Additionally, the etymology given for these adverbial senses of 'long' (adv.1, definition 1b) suggests a derivation from adjectival uses of 'long' (adj.1). The earliest attestations provided for the adverbial senses and the adjectival senses are, however, from the same work, dated to around 888 (Ælfred tr. Boethius, De Consol. Philosophy).
The cross-reference in the OED adverb definition 1b to definition 8a of the adjective for "amount of relative duration", but not for 'provided that', does suggest the lexicographers see a closer relationship between that sense of 'amount of relative duration' and the sense of the etymological source adjective.
The cross-referenced adjectival sense of 'long' is this:
Having (more or less, or a specified) extension serially or temporally.
["long, adj.1 and n.". OED Online. December 2015. Oxford University Press. http://www.oed.com/view/Entry/109975 (accessed February 18, 2016).]
The evidence presented, however, does not support a conclusion that one of the adverbial senses was the source or "original" form of the other adverbial sense.
It is clear that the adverbial sense of 'long' in the phrase 'as long as', meaning 'amount of relative duration' refers to temporal extension.

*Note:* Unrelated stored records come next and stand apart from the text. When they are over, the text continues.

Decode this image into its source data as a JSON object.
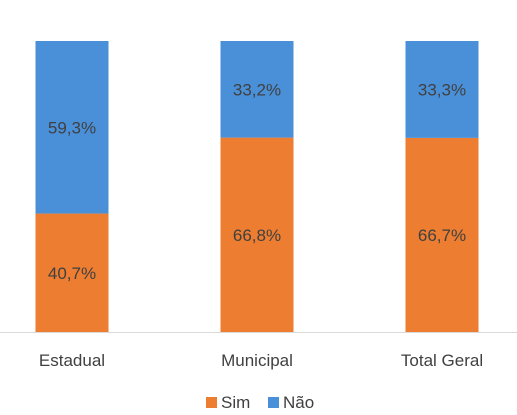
{
  "chart_data": {
    "type": "bar",
    "stacked": true,
    "percent": true,
    "categories": [
      "Estadual",
      "Municipal",
      "Total Geral"
    ],
    "series": [
      {
        "name": "Sim",
        "values": [
          40.7,
          66.8,
          66.7
        ],
        "labels": [
          "40,7%",
          "66,8%",
          "66,7%"
        ],
        "color": "#ED7D31"
      },
      {
        "name": "Não",
        "values": [
          59.3,
          33.2,
          33.3
        ],
        "labels": [
          "59,3%",
          "33,2%",
          "33,3%"
        ],
        "color": "#4A90D9"
      }
    ],
    "ylim": [
      0,
      100
    ],
    "grid": false,
    "legend": "bottom"
  }
}
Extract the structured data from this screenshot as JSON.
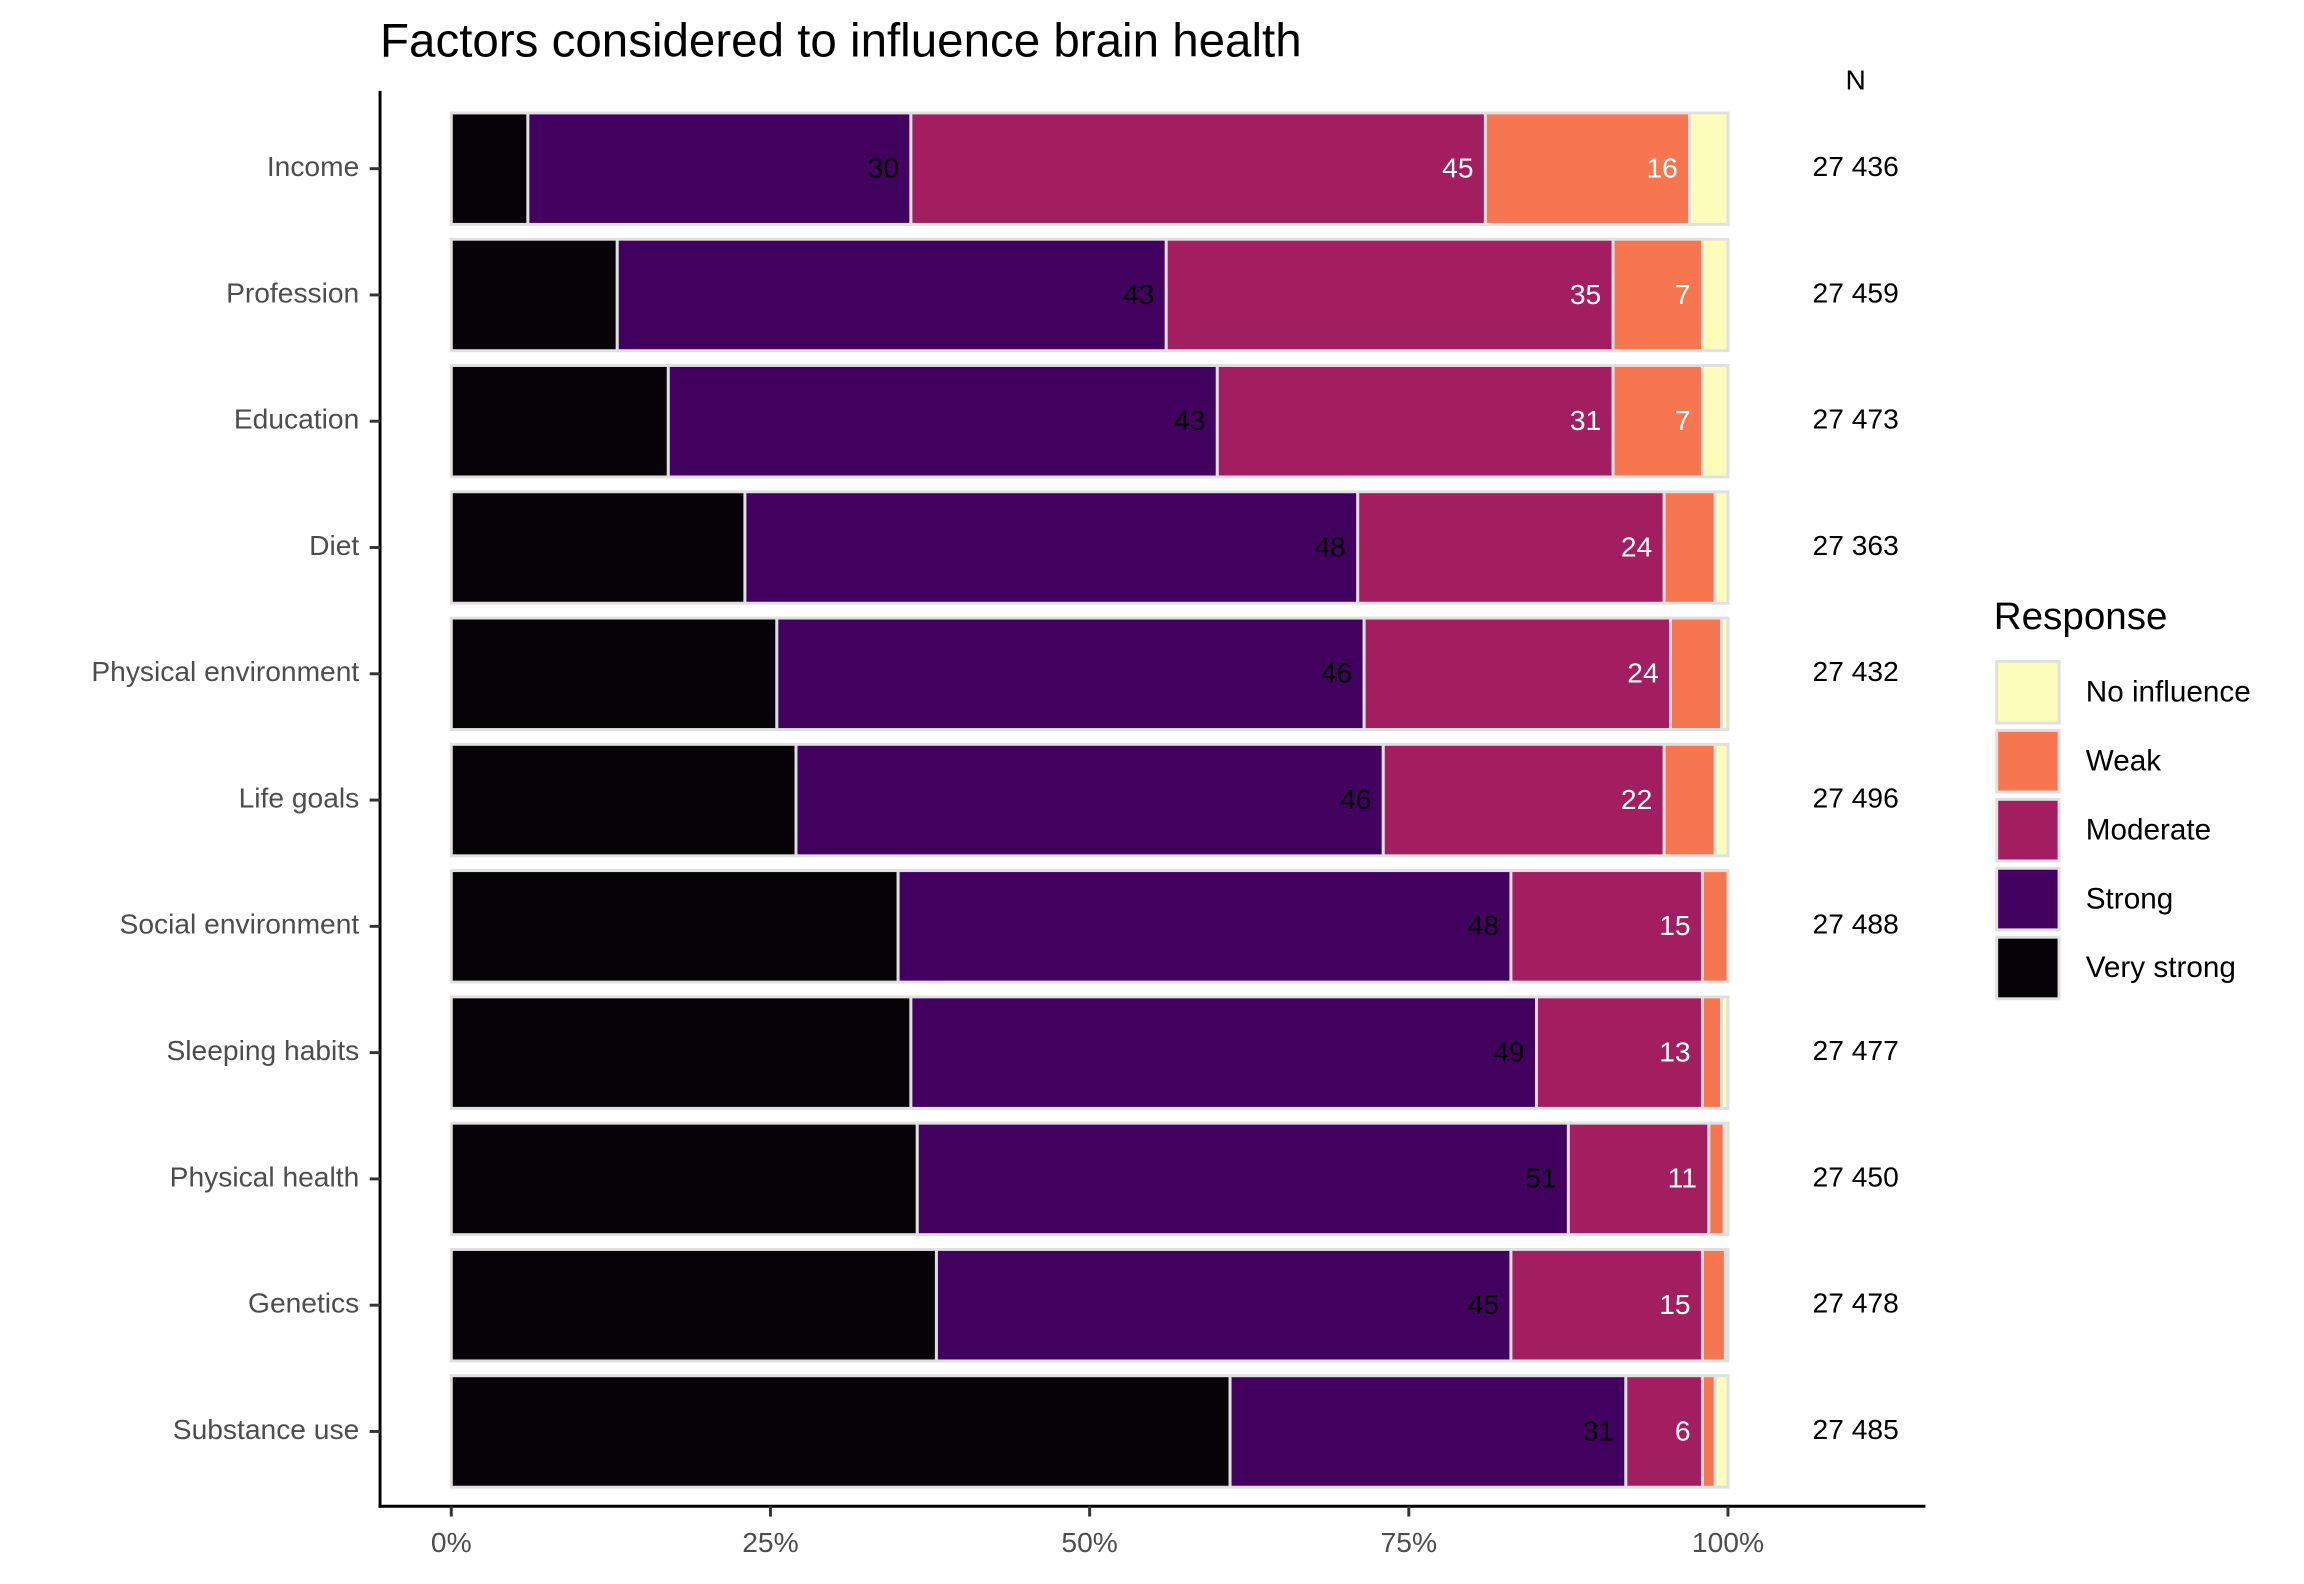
{
  "chart_data": {
    "type": "stacked-bar-horizontal",
    "title": "Factors considered to influence brain health",
    "categories": [
      "Income",
      "Profession",
      "Education",
      "Diet",
      "Physical environment",
      "Life goals",
      "Social environment",
      "Sleeping habits",
      "Physical health",
      "Genetics",
      "Substance use"
    ],
    "series": [
      {
        "name": "Very strong",
        "color": "#050308",
        "data_labels": false,
        "label_color": "#000000",
        "values": [
          6,
          13,
          17,
          23,
          25.5,
          27,
          35,
          36,
          36.5,
          38,
          61
        ]
      },
      {
        "name": "Strong",
        "color": "#42005f",
        "data_labels": true,
        "label_color": "#000000",
        "values": [
          30,
          43,
          43,
          48,
          46,
          46,
          48,
          49,
          51,
          45,
          31
        ]
      },
      {
        "name": "Moderate",
        "color": "#a31e61",
        "data_labels": true,
        "label_color": "#ffffff",
        "values": [
          45,
          35,
          31,
          24,
          24,
          22,
          15,
          13,
          11,
          15,
          6
        ]
      },
      {
        "name": "Weak",
        "color": "#f6774f",
        "data_labels": true,
        "label_color": "#ffffff",
        "values": [
          16,
          7,
          7,
          4,
          4,
          4,
          2,
          1.5,
          1.2,
          1.8,
          1
        ]
      },
      {
        "name": "No influence",
        "color": "#fcfdbb",
        "data_labels": true,
        "label_color": "#000000",
        "values": [
          3,
          2,
          2,
          1,
          0.5,
          1,
          0,
          0.5,
          0.3,
          0.2,
          1
        ]
      }
    ],
    "label_min": 5,
    "xlim": [
      -5.58,
      115.35
    ],
    "xticks": [
      {
        "value": 0,
        "label": "0%"
      },
      {
        "value": 25,
        "label": "25%"
      },
      {
        "value": 50,
        "label": "50%"
      },
      {
        "value": 75,
        "label": "75%"
      },
      {
        "value": 100,
        "label": "100%"
      }
    ],
    "n_title": "N",
    "n_labels": [
      "27 436",
      "27 459",
      "27 473",
      "27 363",
      "27 432",
      "27 496",
      "27 488",
      "27 477",
      "27 450",
      "27 478",
      "27 485"
    ],
    "legend_title": "Response",
    "legend_reverse": true
  }
}
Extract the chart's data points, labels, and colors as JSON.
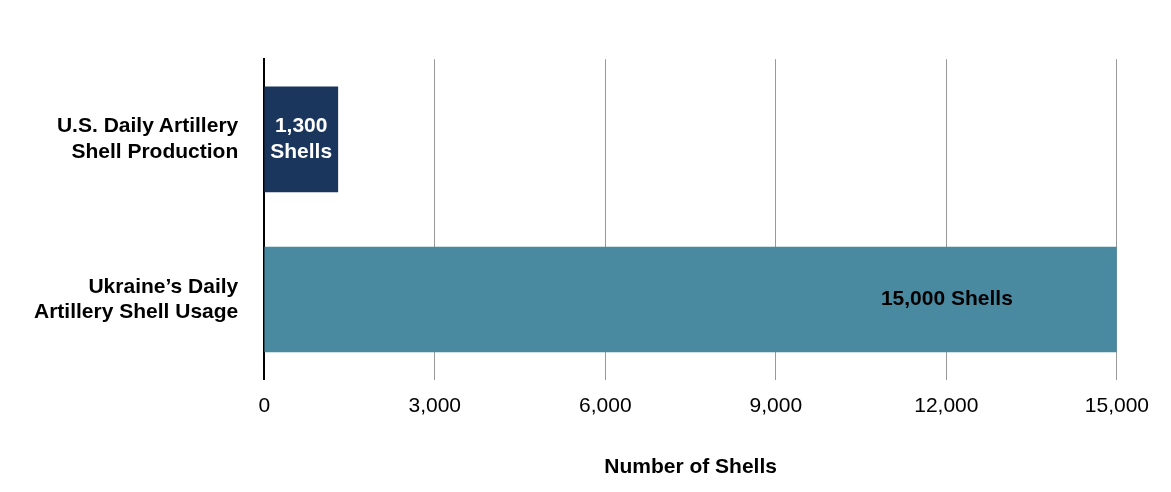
{
  "chart_data": {
    "type": "bar",
    "orientation": "horizontal",
    "xlabel": "Number of Shells",
    "categories": [
      "U.S. Daily Artillery Shell Production",
      "Ukraine’s Daily Artillery Shell Usage"
    ],
    "values": [
      1300,
      15000
    ],
    "colors": [
      "#1b365d",
      "#4a8aa1"
    ],
    "value_labels": [
      "1,300 Shells",
      "15,000 Shells"
    ],
    "xlim": [
      0,
      15000
    ],
    "xticks": [
      0,
      {
        "value": 3000,
        "label": "3,000"
      },
      {
        "value": 6000,
        "label": "6,000"
      },
      {
        "value": 9000,
        "label": "9,000"
      },
      {
        "value": 12000,
        "label": "12,000"
      },
      {
        "value": 15000,
        "label": "15,000"
      }
    ],
    "grid": "x",
    "legend": false
  }
}
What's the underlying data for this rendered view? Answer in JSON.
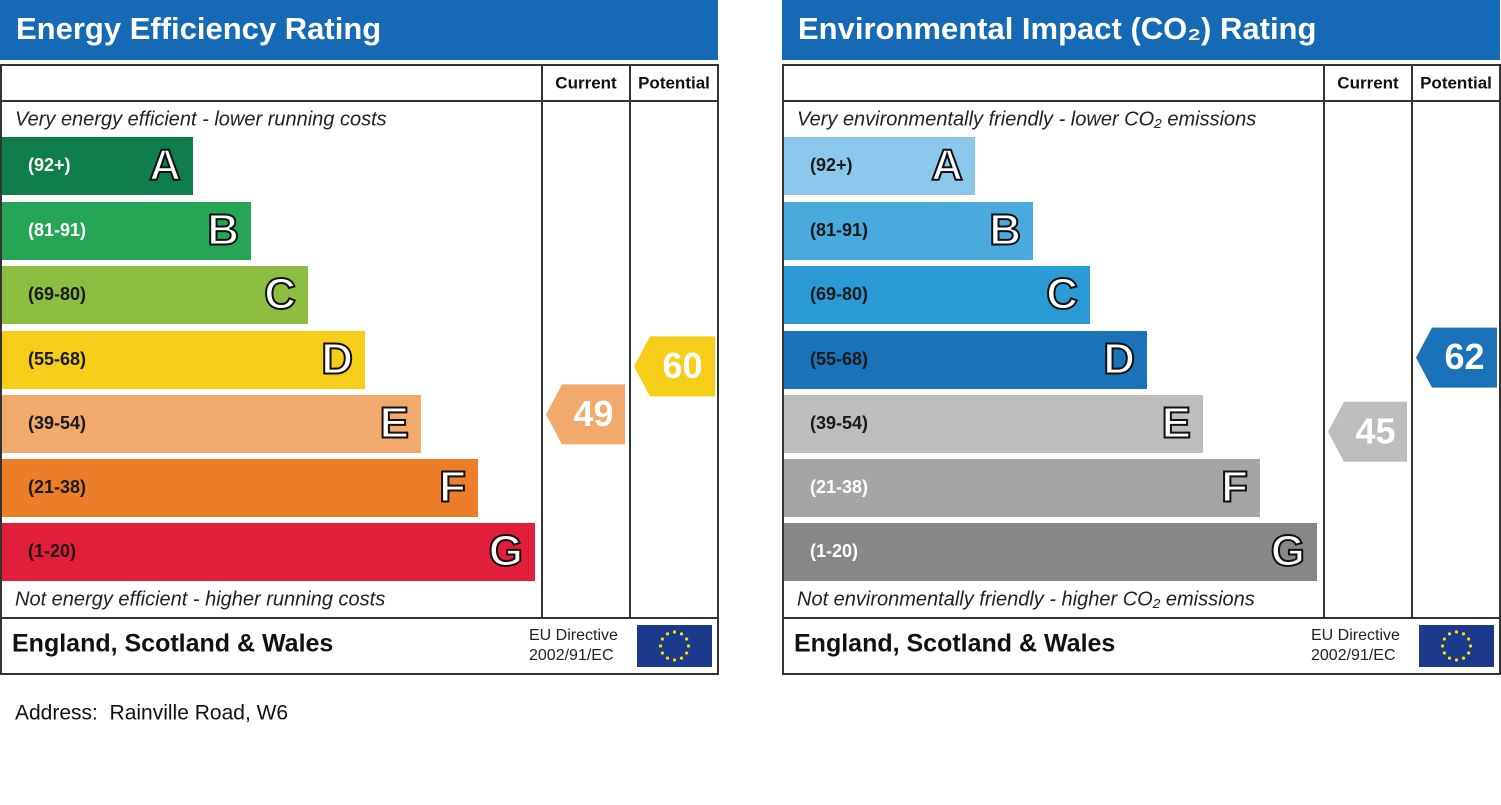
{
  "panels": [
    {
      "title": "Energy Efficiency Rating",
      "columns": [
        "Current",
        "Potential"
      ],
      "top_note": "Very energy efficient - lower running costs",
      "bottom_note": "Not energy efficient - higher running costs",
      "bands": [
        {
          "range": "(92+)",
          "letter": "A",
          "color": "#0f7d4c",
          "text_color": "#ffffff"
        },
        {
          "range": "(81-91)",
          "letter": "B",
          "color": "#27a557",
          "text_color": "#ffffff"
        },
        {
          "range": "(69-80)",
          "letter": "C",
          "color": "#8dbd41",
          "text_color": "#1a1a1a"
        },
        {
          "range": "(55-68)",
          "letter": "D",
          "color": "#f6cd18",
          "text_color": "#1a1a1a"
        },
        {
          "range": "(39-54)",
          "letter": "E",
          "color": "#f2a96c",
          "text_color": "#1a1a1a"
        },
        {
          "range": "(21-38)",
          "letter": "F",
          "color": "#ec7e29",
          "text_color": "#1a1a1a"
        },
        {
          "range": "(1-20)",
          "letter": "G",
          "color": "#e21f3b",
          "text_color": "#1a1a1a"
        }
      ],
      "current": {
        "value": 49,
        "color": "#f2a96c"
      },
      "potential": {
        "value": 60,
        "color": "#f6cd18"
      },
      "region": "England, Scotland & Wales",
      "directive": [
        "EU Directive",
        "2002/91/EC"
      ]
    },
    {
      "title": "Environmental Impact (CO₂) Rating",
      "columns": [
        "Current",
        "Potential"
      ],
      "top_note": "Very environmentally friendly - lower CO₂ emissions",
      "bottom_note": "Not environmentally friendly - higher CO₂ emissions",
      "bands": [
        {
          "range": "(92+)",
          "letter": "A",
          "color": "#8cc8ec",
          "text_color": "#1a1a1a"
        },
        {
          "range": "(81-91)",
          "letter": "B",
          "color": "#4aa9dd",
          "text_color": "#1a1a1a"
        },
        {
          "range": "(69-80)",
          "letter": "C",
          "color": "#2a9bd4",
          "text_color": "#1a1a1a"
        },
        {
          "range": "(55-68)",
          "letter": "D",
          "color": "#1a73b8",
          "text_color": "#1a1a1a"
        },
        {
          "range": "(39-54)",
          "letter": "E",
          "color": "#bdbdbb",
          "text_color": "#1a1a1a"
        },
        {
          "range": "(21-38)",
          "letter": "F",
          "color": "#a5a5a3",
          "text_color": "#ffffff"
        },
        {
          "range": "(1-20)",
          "letter": "G",
          "color": "#878786",
          "text_color": "#ffffff"
        }
      ],
      "current": {
        "value": 45,
        "color": "#bdbdbb"
      },
      "potential": {
        "value": 62,
        "color": "#1a73b8"
      },
      "region": "England, Scotland & Wales",
      "directive": [
        "EU Directive",
        "2002/91/EC"
      ]
    }
  ],
  "address": "Address:  Rainville Road, W6"
}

That is not clear in the case of the adverbial sense "nearly equivalent to 'provided that'". For 'provided that' and similar meanings, I prefer logical and thus serial extension to temporal extension. In this context, serial refers to "...forming part of...a series, in respect...of conceptual order" (OED Online, serial, adj. and n., emphasis mine).
Thus, while the base meaning of 'long' may be the same in both cases, that is, it conveys the idea of extension, in the first case, (your sense 1) 'long' refers to a temporal extension, and in the second case (your sense 2) 'long' refers to a serial extension.